What you need to know:

  • The city government, which is owed Sh12 billion, is targeting to squeeze Sh200 million from 150 properties.

  • Tenants of the five buildings will now have to pay rent directly to City Hall until the county recovers its debt.

Nairobi County government has taken control of five buildings within the city’s Central Business District (CBD) to recover rate arrears owed to it.

Four are prime properties on Moi Avenue, one of the CBD’s major roads, while the fifth is on the nearby Tom Mboya Street.

City Hall has also threatened to take over other properties whose owners owe millions in unpaid rates in what it is calling ‘Operation Clampdown’.

The government, which is owed Sh12 billion, is targeting to squeeze Sh200 million from 150 properties in the next one month.

The first casualties are City Printing Works Ltd, Leo Investment Ltd, P&L Investment Ltd and Princely House Ltd, who own premises along Moi Avenue, and Brighton Investment Ltd, which has property on Tom Mboya Street.

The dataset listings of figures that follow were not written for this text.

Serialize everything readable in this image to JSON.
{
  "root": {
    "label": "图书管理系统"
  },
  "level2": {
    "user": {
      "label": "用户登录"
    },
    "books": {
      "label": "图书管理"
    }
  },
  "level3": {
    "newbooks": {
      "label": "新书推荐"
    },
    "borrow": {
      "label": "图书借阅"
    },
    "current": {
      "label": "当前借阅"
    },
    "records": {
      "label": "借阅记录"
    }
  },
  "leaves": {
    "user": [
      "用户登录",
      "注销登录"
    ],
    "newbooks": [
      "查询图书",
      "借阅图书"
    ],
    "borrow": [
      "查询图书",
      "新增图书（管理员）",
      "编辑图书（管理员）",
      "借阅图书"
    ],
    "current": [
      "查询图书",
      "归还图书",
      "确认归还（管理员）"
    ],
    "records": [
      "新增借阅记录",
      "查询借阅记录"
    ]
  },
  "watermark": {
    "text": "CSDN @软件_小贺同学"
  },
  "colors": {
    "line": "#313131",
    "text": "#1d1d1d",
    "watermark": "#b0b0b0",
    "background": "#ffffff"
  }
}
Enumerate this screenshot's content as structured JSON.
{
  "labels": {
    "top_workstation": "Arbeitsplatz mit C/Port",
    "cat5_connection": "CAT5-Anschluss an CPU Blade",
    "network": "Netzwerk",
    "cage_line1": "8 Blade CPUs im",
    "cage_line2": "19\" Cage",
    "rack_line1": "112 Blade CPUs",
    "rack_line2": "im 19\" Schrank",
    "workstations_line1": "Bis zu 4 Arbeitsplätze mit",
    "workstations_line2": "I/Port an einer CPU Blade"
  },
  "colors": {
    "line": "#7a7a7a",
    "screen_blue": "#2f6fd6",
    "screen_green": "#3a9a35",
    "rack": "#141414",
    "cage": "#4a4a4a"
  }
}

Tenants in their buildings will now have to pay rent directly to City Hall until the county recovers its debt according to the provisions of the Ratings Act. The County will also impose a three per cent interest penalty on the defaulted amounts.

Speaking to journalists yesterday, County Executive Committee Member for Finance Mr Gregory Mwakanongo said the county had given building owners enough time to pay up before resorting to taking over the buildings.

“Last year, we gave property owners up to 90 per cent waivers on accrued interest (and as a result) we collected Sh780 million,” he said.

Mwakanongo stressed that those who refused to pay, even after the waiver expired, were the ones being targeted.

Another operation will be conducted on Thursday morning. The operation will be extended to the outskirts of the city from January next year.

This comes even as a report on revenue and expenditure for the first quarter of the year cast doubt on whether the county will meet its revenue estimates. City Hall collected Sh158 million between July and September, less than five per cent of the Sh3.7 billion targeted for the whole financial year.

Mr Mwakanongo, however, said this was normal as the county expected to raise most of its revenue from rates in December when businesses renew permits.